If we had used the $700 billion [2008 TARP funds] to create a new financial institution, allowed it to lever 10 to 1, which is very modest compared to the 30 to 1 that we were doing, 10 to 1 would have generated $7 trillion of new lending capacity, far in excess of what our country needs. So the issue here is not about lending. It’s really about saving the bankers. And what we confused was saving the banks versus saving the bankers and their shareholders.
— Dennis Kucinich

Read a well-documented, insightful and inspiring piece by Ellen Brown in Yes Magazine.

23 February 2010

Ferocious music

State interference with an artist’s creative process generally doesn’t work either for the state or for the artist.  The Soviet Union was demanding movie music.  Prokofiev wanted to write complex and deeply moving masterpieces. 

In Prokofiev’s case, it worked out.  His greatest music is marvelously accessible, with universal appeal.

The Scythian Suite begins ferociously, fades, echoes, then gradually disappears.
Listen to the opening movement of the Scythian Suite
(Make sure your volume level isn’t turned too high.)

24 February 2010

“Faith and doubt belong together; they govern each other like inhaling and exhaling.”

Hermann Hesse, from The Glass Bead Game

25 February 2010

Borges and me

“I remember, too, the personal Big Bang I experienced when, on a tropical morning, probably rainy (one always remembers oneself reading while it’s raining), I first read that brief page from The Maker titled ‘Borges and Me’, in which Borges, for the first but not the last time, shows himself to be so definitively Borgesian and blurs the line between author and character and – at least so it seemed to me – also muddles the identity of the reader. Because if in it Borges confesses ‘I don’t know which of the two of us is writing this page,’ then how could one be sure that a spore of Borges wouldn’t detach itself from the paper and infect the reader and – a second ‘and me’ – that the reader wouldn’t suddenly also be Borges? The person to whom things happen or who writes them down or both? It doesn’t matter...

“The wall that houses the genius of a librarian, blind and polymorphic and perverse, who recommends so many things all at once and who’s convinced that salvation and paradise will always live inside a book. Inside a book that contains the whole universe.”

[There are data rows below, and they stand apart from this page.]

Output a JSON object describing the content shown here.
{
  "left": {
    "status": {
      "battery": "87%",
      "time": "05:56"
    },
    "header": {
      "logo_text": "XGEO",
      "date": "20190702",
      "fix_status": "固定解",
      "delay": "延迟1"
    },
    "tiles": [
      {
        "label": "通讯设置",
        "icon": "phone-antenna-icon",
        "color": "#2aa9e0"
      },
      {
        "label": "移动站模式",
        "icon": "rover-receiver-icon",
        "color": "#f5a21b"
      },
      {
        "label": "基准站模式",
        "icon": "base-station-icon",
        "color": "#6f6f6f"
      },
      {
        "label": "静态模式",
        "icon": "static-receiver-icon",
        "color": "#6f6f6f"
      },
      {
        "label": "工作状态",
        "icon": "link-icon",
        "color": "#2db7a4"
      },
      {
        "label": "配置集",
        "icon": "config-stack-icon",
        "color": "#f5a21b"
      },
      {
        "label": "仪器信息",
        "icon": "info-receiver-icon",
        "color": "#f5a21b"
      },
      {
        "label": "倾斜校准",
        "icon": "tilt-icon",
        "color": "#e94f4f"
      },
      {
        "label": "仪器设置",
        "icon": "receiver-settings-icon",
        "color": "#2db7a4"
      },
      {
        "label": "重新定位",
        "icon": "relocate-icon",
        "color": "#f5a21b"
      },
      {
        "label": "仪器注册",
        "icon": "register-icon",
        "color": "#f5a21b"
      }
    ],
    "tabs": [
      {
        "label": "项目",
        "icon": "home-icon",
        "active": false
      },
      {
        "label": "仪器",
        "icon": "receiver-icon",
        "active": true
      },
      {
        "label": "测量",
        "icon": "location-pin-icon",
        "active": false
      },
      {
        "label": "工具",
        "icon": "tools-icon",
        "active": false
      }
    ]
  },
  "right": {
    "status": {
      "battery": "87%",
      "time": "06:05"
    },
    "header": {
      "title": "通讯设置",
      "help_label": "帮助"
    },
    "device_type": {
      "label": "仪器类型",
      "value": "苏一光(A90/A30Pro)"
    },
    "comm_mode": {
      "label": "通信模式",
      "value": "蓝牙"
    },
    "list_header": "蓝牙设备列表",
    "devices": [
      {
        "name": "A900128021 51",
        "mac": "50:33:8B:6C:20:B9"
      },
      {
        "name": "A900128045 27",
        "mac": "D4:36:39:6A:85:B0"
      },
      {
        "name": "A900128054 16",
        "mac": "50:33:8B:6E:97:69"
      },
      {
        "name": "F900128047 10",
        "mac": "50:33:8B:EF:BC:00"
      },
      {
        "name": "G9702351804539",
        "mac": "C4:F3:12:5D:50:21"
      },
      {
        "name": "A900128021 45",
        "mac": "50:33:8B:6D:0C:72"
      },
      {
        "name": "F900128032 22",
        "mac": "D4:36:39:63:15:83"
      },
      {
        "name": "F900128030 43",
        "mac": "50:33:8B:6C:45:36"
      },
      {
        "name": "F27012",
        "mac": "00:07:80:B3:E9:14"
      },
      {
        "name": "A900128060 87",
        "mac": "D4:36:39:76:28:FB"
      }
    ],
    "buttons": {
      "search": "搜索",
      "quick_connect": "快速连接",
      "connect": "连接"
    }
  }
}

— from a Granta essay by Rodrigo Fresán, tr Natasha Wimmer

Eager, curious, casual, with no other law than fulfillment and the immediate indifference that ensues, he walked the varied earth and saw, on one seashore or another, the cities of men and their palaces.

26 February 2010

I have never been able to analyse the qualities that the audience contributes to a performance. The most important, I think, are sympathy, open-mindedness, expectancy, faith, and a certain support to your effort. I know that my career could not have been what it is without all these things, which have come from many people. The knowledge of the feelings other people have expended on me has kept me going when times were hard. That knowledge has been a responsibility, a challenge, and an inspiration. It has been the path to development and growth. The faith and confidence of others in me have been like shining, guiding stars.

Marian Anderson, born this day in 1897, did for classical music what Jackie Robinson did for baseball.  To get where she got, she had to be not just ‘as good as’ the most successful white sopranos — she had to be above criticism, in two senses of the phrase. Her performance had to be impeccably flawless, (especially in diction, in 4 different languages).  and she also had to be gracious in the face of insult and abuse.

Listen to Marian Anderson sing the aria ‘He shall Feed his Flock’ from Handel’s Messiah (at half speed).

Fear is a disease that eats away at logic and makes man inhuman.

27 February 2010

Scientist and mystic

The deepest way to experience Mystery is not to ogle or swoon but to engage the full power of the focused intellect and drill to Mystery's core.